Pair Corralation between Fidelity Canadian and RBC Quant

Assuming the 90 days trading horizon Fidelity Canadian is expected to generate 1.81 times less return on investment than RBC Quant. But when comparing it to its historical volatility, Fidelity Canadian High is 1.2 times less risky than RBC Quant. It trades about 0.1 of its potential returns per unit of risk. RBC Quant European is currently generating about 0.15 of returns per unit of risk over similar time horizon. If you would invest  3,217  in RBC Quant European on October 4, 2025 and sell it today you would earn a total of  186.00  from holding RBC Quant European or generate 5.78% return on investment over 90 days.
Time Period3 Months [change]
DirectionMoves Together 
StrengthStrong
Accuracy98.39%
ValuesDaily Returns

Fidelity Canadian High  vs.  RBC Quant European

 Performance 
       Timeline  
Fidelity Canadian High 

Risk-Adjusted Performance

Mild

 
Weak
 
Strong
Compared to the overall equity markets, risk-adjusted returns on investments in Fidelity Canadian High are ranked lower than 7 (%) of all global equities and portfolios over the last 90 days. In spite of very healthy basic indicators, Fidelity Canadian is not utilizing all of its potentials. The recent stock price disarray, may contribute to short-term losses for the investors.
RBC Quant European 

Risk-Adjusted Performance

Good

 
Weak
 
Strong
Compared to the overall equity markets, risk-adjusted returns on investments in RBC Quant European are ranked lower than 11 (%) of all global equities and portfolios over the last 90 days. In spite of very healthy fundamental indicators, RBC Quant is not utilizing all of its potentials. The recent stock price disarray, may contribute to short-term losses for the investors.

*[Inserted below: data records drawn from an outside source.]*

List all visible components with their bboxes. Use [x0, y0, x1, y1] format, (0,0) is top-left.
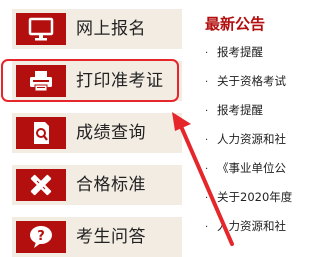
icon-tile: ?	[16, 221, 66, 253]
sidebar-item-label: 合格标准	[76, 175, 146, 195]
news-title: 最新公告	[205, 15, 266, 33]
news-item[interactable]: · 人力资源和社	[205, 131, 292, 147]
sidebar-item-label: 网上报名	[76, 19, 146, 39]
sidebar-item-label: 打印准考证	[76, 71, 164, 91]
icon-tile	[16, 117, 66, 149]
news-item[interactable]: · 《事业单位公	[205, 160, 292, 176]
monitor-icon	[28, 17, 54, 41]
news-item[interactable]: · 关于资格考试	[205, 73, 292, 89]
sidebar-item-candidate-qa[interactable]: ? 考生问答	[12, 217, 182, 257]
news-item[interactable]: · 报考提醒	[205, 44, 292, 60]
sidebar-item-print-admission-ticket[interactable]: 打印准考证	[12, 61, 182, 101]
question-bubble-icon: ?	[30, 226, 52, 248]
document-search-icon	[34, 122, 49, 144]
pencil-ruler-icon	[30, 174, 52, 196]
news-item[interactable]: · 报考提醒	[205, 102, 292, 118]
icon-tile	[16, 13, 66, 45]
sidebar-item-label: 成绩查询	[76, 123, 146, 143]
news-item[interactable]: · 关于2020年度	[205, 189, 292, 205]
news-panel: 最新公告 · 报考提醒 · 关于资格考试 · 报考提醒 · 人力资源和社 · 《事业单位公…	[205, 13, 292, 253]
sidebar-item-online-registration[interactable]: 网上报名	[12, 9, 182, 49]
sidebar-item-label: 考生问答	[76, 227, 146, 247]
printer-icon	[30, 71, 52, 92]
sidebar-item-passing-standard[interactable]: 合格标准	[12, 165, 182, 205]
sidebar-item-score-query[interactable]: 成绩查询	[12, 113, 182, 153]
icon-tile	[16, 169, 66, 201]
svg-text:?: ?	[37, 229, 45, 244]
news-item[interactable]: · 人力资源和社	[205, 218, 292, 234]
icon-tile	[16, 65, 66, 97]
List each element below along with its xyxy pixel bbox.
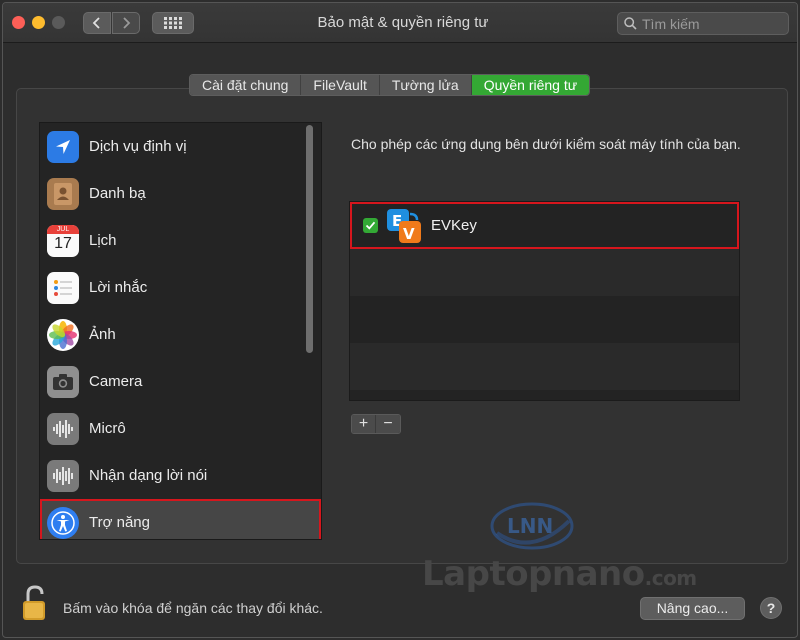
security-tab-bar: Cài đặt chung FileVault Tường lửa Quyền … xyxy=(189,74,591,96)
privacy-category-list[interactable]: Dịch vụ định vị Danh bạ JUL 17 Lịch Lời … xyxy=(39,122,322,540)
search-icon xyxy=(624,17,637,30)
unlocked-padlock-icon[interactable] xyxy=(21,585,51,623)
reminders-icon xyxy=(47,271,79,304)
evkey-app-icon: E V xyxy=(387,208,421,243)
calendar-day-label: 17 xyxy=(54,234,72,252)
forward-button[interactable] xyxy=(112,12,140,34)
sidebar-item-label: Ảnh xyxy=(89,326,116,343)
calendar-icon: JUL 17 xyxy=(47,224,79,257)
window-title: Bảo mật & quyền riêng tư xyxy=(317,14,489,31)
sidebar-item-label: Dịch vụ định vị xyxy=(89,138,187,155)
add-app-button[interactable]: + xyxy=(352,415,376,433)
tab-firewall[interactable]: Tường lửa xyxy=(379,75,472,95)
app-enable-checkbox[interactable] xyxy=(363,218,378,233)
sidebar-item-location-services[interactable]: Dịch vụ định vị xyxy=(40,123,321,170)
advanced-button[interactable]: Nâng cao... xyxy=(640,597,745,620)
add-remove-control: + − xyxy=(351,414,401,434)
sidebar-item-reminders[interactable]: Lời nhắc xyxy=(40,264,321,311)
sidebar-item-label: Micrô xyxy=(89,420,126,437)
watermark-logo-text: LNN xyxy=(507,514,553,538)
speech-waveform-icon xyxy=(47,459,79,492)
zoom-window-button[interactable] xyxy=(52,16,65,29)
accessibility-icon xyxy=(47,506,79,539)
tab-filevault[interactable]: FileVault xyxy=(301,75,380,95)
calendar-month-label: JUL xyxy=(47,224,79,234)
permission-description: Cho phép các ứng dụng bên dưới kiểm soát… xyxy=(351,136,741,152)
show-all-button[interactable] xyxy=(152,12,194,34)
search-field[interactable] xyxy=(617,12,789,35)
sidebar-item-microphone[interactable]: Micrô xyxy=(40,405,321,452)
sidebar-item-camera[interactable]: Camera xyxy=(40,358,321,405)
grid-icon xyxy=(164,17,182,29)
checkmark-icon xyxy=(365,221,376,230)
minimize-window-button[interactable] xyxy=(32,16,45,29)
watermark-logo-icon: LNN xyxy=(490,502,574,550)
allowed-apps-list[interactable]: E V EVKey xyxy=(349,201,740,401)
svg-text:V: V xyxy=(403,225,415,243)
search-input[interactable] xyxy=(642,15,782,32)
photos-icon xyxy=(47,318,79,351)
sidebar-item-photos[interactable]: Ảnh xyxy=(40,311,321,358)
sidebar-item-label: Lời nhắc xyxy=(89,279,148,296)
sidebar-item-accessibility[interactable]: Trợ năng xyxy=(40,499,321,539)
title-bar: Bảo mật & quyền riêng tư xyxy=(3,3,797,43)
contacts-book-icon xyxy=(47,177,79,210)
empty-row xyxy=(350,343,739,390)
app-name: EVKey xyxy=(431,217,477,234)
empty-row xyxy=(350,296,739,343)
watermark-name: Laptopnano xyxy=(422,554,645,594)
sidebar-item-calendar[interactable]: JUL 17 Lịch xyxy=(40,217,321,264)
remove-app-button[interactable]: − xyxy=(376,415,400,433)
location-arrow-icon xyxy=(47,130,79,163)
tab-privacy[interactable]: Quyền riêng tư xyxy=(471,75,590,95)
lock-hint-text: Bấm vào khóa để ngăn các thay đổi khác. xyxy=(63,600,323,616)
empty-row xyxy=(350,390,739,400)
list-scrollbar[interactable] xyxy=(306,125,313,353)
app-row-evkey[interactable]: E V EVKey xyxy=(350,202,739,249)
sidebar-item-contacts[interactable]: Danh bạ xyxy=(40,170,321,217)
chevron-right-icon xyxy=(123,17,131,29)
privacy-panel: Dịch vụ định vị Danh bạ JUL 17 Lịch Lời … xyxy=(16,88,788,594)
sidebar-item-label: Danh bạ xyxy=(89,185,146,202)
camera-icon xyxy=(47,365,79,398)
sidebar-item-label: Camera xyxy=(89,373,143,390)
close-window-button[interactable] xyxy=(12,16,25,29)
back-button[interactable] xyxy=(83,12,111,34)
watermark-suffix: .com xyxy=(644,566,698,590)
sidebar-item-label: Trợ năng xyxy=(89,514,150,531)
window: Bảo mật & quyền riêng tư Dịch vụ định vị xyxy=(2,2,798,638)
sidebar-item-speech-recognition[interactable]: Nhận dạng lời nói xyxy=(40,452,321,499)
watermark-text: Laptopnano.com xyxy=(422,554,697,594)
help-button[interactable]: ? xyxy=(760,597,782,619)
empty-row xyxy=(350,249,739,296)
sidebar-item-label: Nhận dạng lời nói xyxy=(89,467,208,484)
sidebar-item-label: Lịch xyxy=(89,232,117,249)
microphone-waveform-icon xyxy=(47,412,79,445)
chevron-left-icon xyxy=(92,17,100,29)
tab-general[interactable]: Cài đặt chung xyxy=(190,75,302,95)
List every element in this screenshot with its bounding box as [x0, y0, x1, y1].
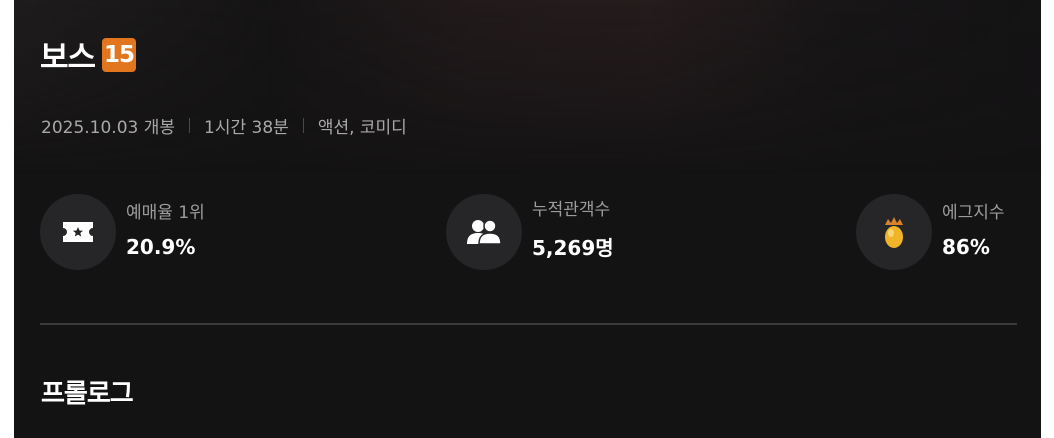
hero-backdrop — [14, 0, 1041, 175]
genres: 액션, 코미디 — [317, 118, 407, 138]
stat-audience: 누적관객수 5,269명 — [446, 194, 614, 270]
release-date: 2025.10.03 개봉 — [41, 118, 176, 138]
meta-divider — [189, 118, 191, 133]
stat-label: 예매율 1위 — [126, 202, 205, 223]
runtime: 1시간 38분 — [204, 118, 289, 138]
movie-info-panel: 보스 15 2025.10.03 개봉 1시간 38분 액션, 코미디 예매율 … — [14, 0, 1041, 438]
meta-divider — [302, 118, 304, 133]
stat-label: 에그지수 — [942, 202, 1005, 223]
stat-value: 20.9% — [126, 234, 196, 259]
ticket-icon — [40, 194, 116, 270]
stat-label: 누적관객수 — [532, 200, 611, 220]
stat-value: 86% — [942, 234, 990, 259]
title-row: 보스 15 — [40, 32, 137, 77]
stat-booking-rate: 예매율 1위 20.9% — [40, 194, 205, 270]
movie-title: 보스 — [40, 40, 96, 76]
stat-value: 5,269명 — [532, 236, 614, 260]
prologue-heading: 프롤로그 — [41, 379, 134, 409]
age-rating-badge: 15 — [102, 37, 137, 72]
stat-egg-score: 에그지수 86% — [856, 194, 1005, 270]
section-divider — [40, 323, 1017, 325]
movie-meta: 2025.10.03 개봉 1시간 38분 액션, 코미디 — [41, 113, 407, 138]
golden-egg-icon — [856, 194, 932, 270]
audience-icon — [446, 194, 522, 270]
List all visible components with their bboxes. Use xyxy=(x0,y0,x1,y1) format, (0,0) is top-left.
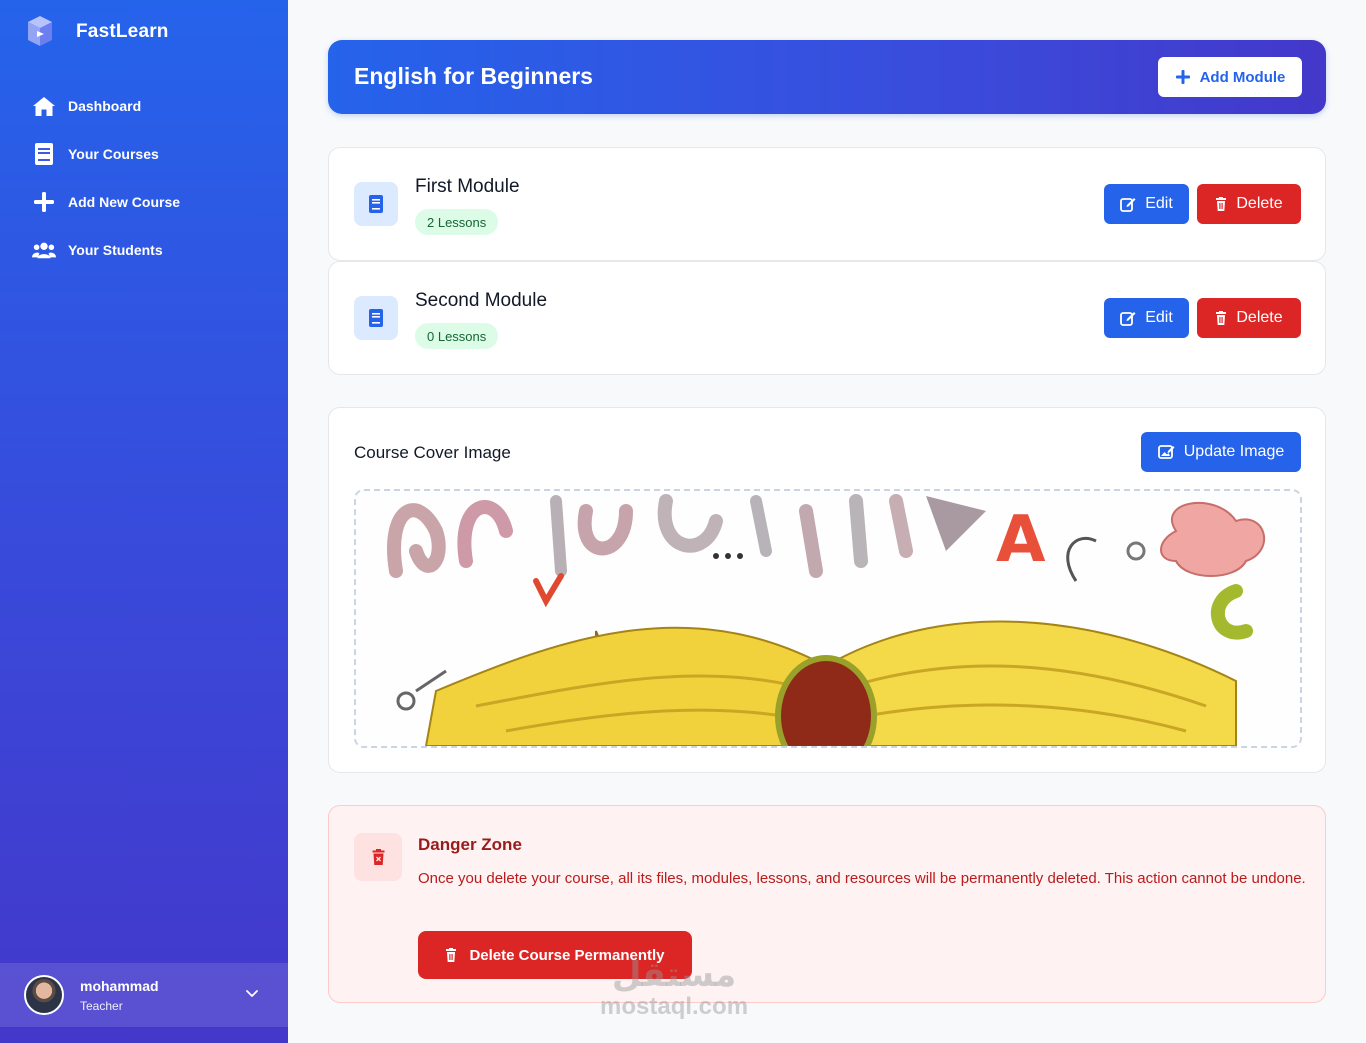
sidebar-item-dashboard[interactable]: Dashboard xyxy=(0,82,288,130)
sidebar-nav: Dashboard Your Courses Add New Course Yo… xyxy=(0,82,288,274)
book-icon xyxy=(32,142,56,166)
sidebar-item-add-new-course[interactable]: Add New Course xyxy=(0,178,288,226)
user-menu[interactable]: mohammad Teacher xyxy=(0,963,288,1027)
sidebar: FastLearn Dashboard Your Courses Add New… xyxy=(0,0,288,1043)
avatar xyxy=(24,975,64,1015)
danger-message: Once you delete your course, all its fil… xyxy=(418,870,1306,887)
sidebar-item-label: Add New Course xyxy=(68,194,181,210)
trash-icon xyxy=(1216,197,1227,211)
add-module-label: Add Module xyxy=(1199,68,1286,86)
delete-label: Delete xyxy=(1236,309,1283,326)
cover-title: Course Cover Image xyxy=(354,443,511,462)
lessons-badge: 2 Lessons xyxy=(415,209,499,235)
edit-label: Edit xyxy=(1145,195,1173,212)
delete-label: Delete xyxy=(1236,195,1283,212)
trash-icon xyxy=(1216,311,1227,325)
image-edit-icon xyxy=(1157,445,1175,459)
edit-label: Edit xyxy=(1145,309,1173,326)
fastlearn-logo-icon xyxy=(28,16,52,46)
sidebar-item-label: Your Courses xyxy=(68,146,159,162)
chevron-down-icon[interactable] xyxy=(244,985,260,1001)
user-info: mohammad Teacher xyxy=(80,978,159,1013)
module-card: First Module 2 Lessons Edit Delete xyxy=(328,147,1326,261)
delete-module-button[interactable]: Delete xyxy=(1197,298,1301,338)
sidebar-item-label: Your Students xyxy=(68,242,163,258)
edit-icon xyxy=(1120,198,1136,212)
edit-module-button[interactable]: Edit xyxy=(1104,298,1189,338)
sidebar-item-your-courses[interactable]: Your Courses xyxy=(0,130,288,178)
home-icon xyxy=(32,94,56,118)
update-image-label: Update Image xyxy=(1183,443,1285,460)
user-role: Teacher xyxy=(80,998,123,1013)
module-book-icon xyxy=(354,182,398,226)
svg-text:A: A xyxy=(996,503,1046,577)
add-module-button[interactable]: Add Module xyxy=(1158,57,1302,97)
edit-module-button[interactable]: Edit xyxy=(1104,184,1189,224)
brand-name: FastLearn xyxy=(76,21,169,42)
brand[interactable]: FastLearn xyxy=(24,16,169,48)
book-illustration: A xyxy=(356,491,1300,746)
trash-icon xyxy=(446,948,457,962)
sidebar-item-your-students[interactable]: Your Students xyxy=(0,226,288,274)
course-header: English for Beginners Add Module xyxy=(328,40,1326,114)
danger-title: Danger Zone xyxy=(418,835,522,854)
danger-zone: Danger Zone Once you delete your course,… xyxy=(328,805,1326,1003)
module-title: Second Module xyxy=(415,290,548,311)
delete-module-button[interactable]: Delete xyxy=(1197,184,1301,224)
edit-icon xyxy=(1120,312,1136,326)
cover-image: A xyxy=(354,489,1302,748)
update-image-button[interactable]: Update Image xyxy=(1141,432,1301,472)
delete-course-label: Delete Course Permanently xyxy=(469,946,665,964)
plus-icon xyxy=(32,190,56,214)
plus-icon xyxy=(1175,70,1190,84)
users-icon xyxy=(32,238,56,262)
module-book-icon xyxy=(354,296,398,340)
cover-image-card: Course Cover Image Update Image A xyxy=(328,407,1326,773)
module-title: First Module xyxy=(415,176,520,197)
sidebar-item-label: Dashboard xyxy=(68,98,142,114)
delete-course-button[interactable]: Delete Course Permanently xyxy=(418,931,692,979)
trash-icon xyxy=(354,833,402,881)
module-card: Second Module 0 Lessons Edit Delete xyxy=(328,261,1326,375)
user-name: mohammad xyxy=(80,977,159,994)
page-title: English for Beginners xyxy=(354,63,593,89)
lessons-badge: 0 Lessons xyxy=(415,323,499,349)
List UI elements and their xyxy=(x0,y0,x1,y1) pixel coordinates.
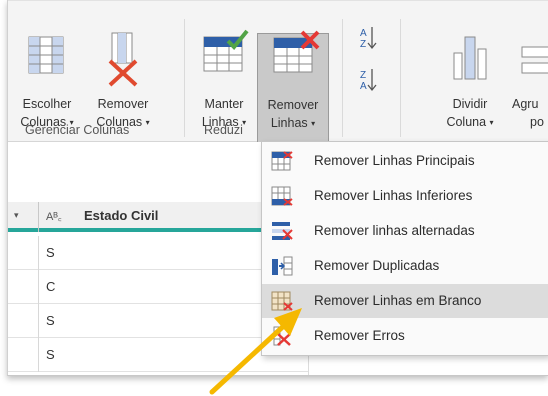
group-by-button[interactable]: Agru po xyxy=(508,29,548,131)
menu-item-label: Remover Duplicadas xyxy=(314,258,440,273)
menu-item-remove-bottom-rows[interactable]: Remover Linhas Inferiores xyxy=(262,179,548,213)
remove-errors-icon xyxy=(273,326,291,346)
remove-columns-icon xyxy=(108,32,138,87)
svg-text:Z: Z xyxy=(360,39,366,50)
keep-rows-button[interactable]: Manter Linhas ▾ xyxy=(192,29,256,131)
remove-columns-button[interactable]: Remover Colunas ▾ xyxy=(88,29,158,131)
menu-item-remove-top-rows[interactable]: Remover Linhas Principais xyxy=(262,144,548,178)
menu-item-label: Remover Linhas Inferiores xyxy=(314,188,473,203)
menu-item-label: Remover Linhas em Branco xyxy=(314,293,482,308)
menu-item-remove-errors[interactable]: Remover Erros xyxy=(262,319,548,353)
remove-rows-menu: Remover Linhas Principais Remover Linhas… xyxy=(261,141,548,356)
remove-alternate-rows-icon xyxy=(272,222,293,240)
group-separator xyxy=(400,19,401,137)
ribbon: Escolher Colunas ▾ Remover Colunas ▾ Ger… xyxy=(8,0,548,143)
choose-columns-icon xyxy=(28,36,64,74)
split-column-button[interactable]: Dividir Coluna ▾ xyxy=(438,29,502,131)
menu-item-label: Remover linhas alternadas xyxy=(314,223,475,238)
sort-ascending-button[interactable]: A Z xyxy=(350,21,386,57)
group-separator xyxy=(184,19,185,137)
remove-rows-label: Remover Linhas ▾ xyxy=(267,98,319,130)
group-by-icon xyxy=(521,46,548,74)
menu-item-remove-blank-rows[interactable]: Remover Linhas em Branco xyxy=(262,284,548,318)
menu-item-remove-duplicates[interactable]: Remover Duplicadas xyxy=(262,249,548,283)
remove-top-rows-icon xyxy=(271,151,293,171)
split-column-icon xyxy=(453,36,487,80)
remove-rows-button[interactable]: Remover Linhas ▾ xyxy=(257,30,329,143)
menu-item-remove-alternate-rows[interactable]: Remover linhas alternadas xyxy=(262,214,548,248)
power-query-window: Escolher Colunas ▾ Remover Colunas ▾ Ger… xyxy=(7,0,548,376)
sort-descending-button[interactable]: Z A xyxy=(350,63,386,99)
svg-text:A: A xyxy=(360,28,367,39)
row-divider xyxy=(38,236,39,270)
row-divider xyxy=(38,270,39,304)
sort-ascending-icon: A Z xyxy=(360,27,377,50)
column-menu-arrow-icon[interactable]: ▾ xyxy=(14,210,19,221)
group-separator xyxy=(342,19,343,137)
remove-rows-icon xyxy=(273,30,320,73)
cell-estado-civil: S xyxy=(46,347,55,362)
text-type-icon[interactable]: Aᴮ꜀ xyxy=(46,209,62,224)
column-title: Estado Civil xyxy=(84,208,159,223)
group-label-manage-columns: Gerenciar Colunas xyxy=(25,123,130,137)
header-divider xyxy=(38,202,39,232)
remove-duplicates-icon xyxy=(272,256,293,276)
cell-estado-civil: S xyxy=(46,313,55,328)
split-column-label: Dividir Coluna ▾ xyxy=(446,97,494,129)
cell-estado-civil: C xyxy=(46,279,56,294)
keep-rows-icon xyxy=(203,29,249,72)
svg-text:A: A xyxy=(360,81,367,92)
remove-bottom-rows-icon xyxy=(271,186,293,206)
row-divider xyxy=(38,338,39,372)
sort-descending-icon: Z A xyxy=(360,69,377,92)
cell-estado-civil: S xyxy=(46,245,55,260)
menu-item-label: Remover Erros xyxy=(314,328,405,343)
remove-blank-rows-icon xyxy=(271,291,293,311)
menu-item-label: Remover Linhas Principais xyxy=(314,153,475,168)
row-divider xyxy=(38,304,39,338)
choose-columns-button[interactable]: Escolher Colunas ▾ xyxy=(14,29,80,131)
svg-text:Z: Z xyxy=(360,70,366,81)
group-by-label: Agru po xyxy=(512,97,544,129)
group-label-reduce-rows: Reduzi xyxy=(204,123,243,137)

Fidelity Canadian and RBC Quant Volatility Contrast

   Predicted Return Density   
       Returns  

Pair Trading with Fidelity Canadian and RBC Quant

The main advantage of trading using opposite Fidelity Canadian and RBC Quant positions is that it hedges away some unsystematic risk. Because of two separate transactions, even if Fidelity Canadian position performs unexpectedly, RBC Quant can make up some of the losses. Pair trading also minimizes risk from directional movements in the market. For example, if an entire industry or sector drops because of unexpected headlines, the short position in RBC Quant will offset losses from the drop in RBC Quant's long position.
The idea behind Fidelity Canadian High and RBC Quant European pairs trading is to make the combined position market-neutral, meaning the overall market's direction will not affect its win or loss (or potential downside or upside). This can be achieved by designing a pairs trade with two highly correlated stocks or equities that operate in a similar space or sector, making it possible to obtain profits through simple and relatively low-risk investment.
Check out your portfolio center.
Note that this page's information should be used as a complementary analysis to find the right mix of equity instruments to add to your existing portfolios or create a brand new portfolio. You can also try the Commodity Channel module to use Commodity Channel Index to analyze current equity momentum.